聖林寺

安倍文珠院よりタクシーにて桜井駅に向かう途中、運転手さんに「ここまで来たら是非聖林寺の十一面観音像を見たほうが良い、来年はオリンピックに貸し出されるので、見られないよ」と勧められ、聖林寺へ。
たどり着くと、坂の上の小さなお寺、吹きさらしの階段を上がっていくと古びた鉄扉の収蔵庫の前にはだれもいない。
かってに開けて良いのだろうか? 不安の中で”ギギギイ”と力を込めて鉄扉を開けて中に入ると、ガラスに囲まれているが、日本のビーナスと呼ばれる十一面観音像が静かに佇んでいる。国宝がこんなに簡単に目の前で、それも独り占めできるなんて驚きです。

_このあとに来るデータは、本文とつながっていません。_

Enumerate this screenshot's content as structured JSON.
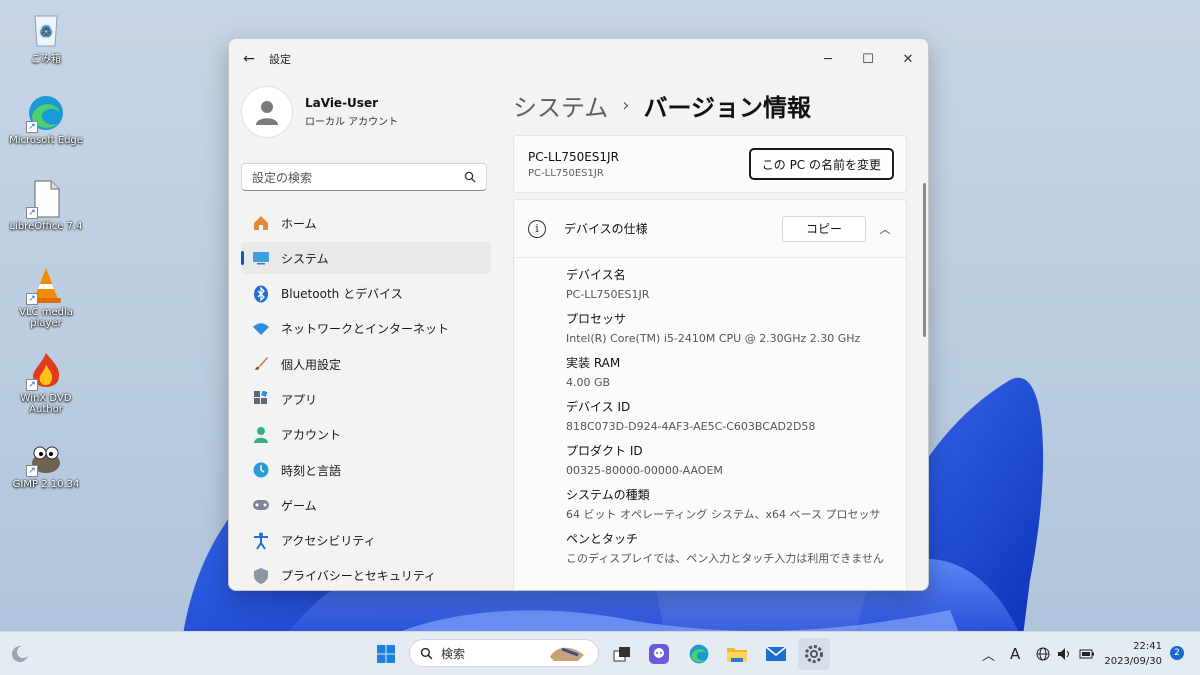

写真は撮れないので、この画像は受付にて絵葉書を購入しデジカメしました。
明治の廃仏毀釈の際、草むらに捨てられているのを、運良くフェノロサが発見しここに移されたと伝えられているが、いろいろな説があるようです。
周囲を気にせず、心が吸い込まれるように正面、左右と鑑賞し参拝していると、やっと一人の若い女性が徒歩できたらしく息を切らして鉄扉をあけた。
奈良観光の中心からちょっと離れた地域はこんなに心安らかに参拝できるのですね。
帰り際、静かに鉄扉を閉めて外を見まわすと、なんと桜じゅうたんの小路が裏山まで続いていました。

※ 収蔵庫(観音堂)については、国の補助も受けて2019年度から工事に取り掛かる予定とのことです。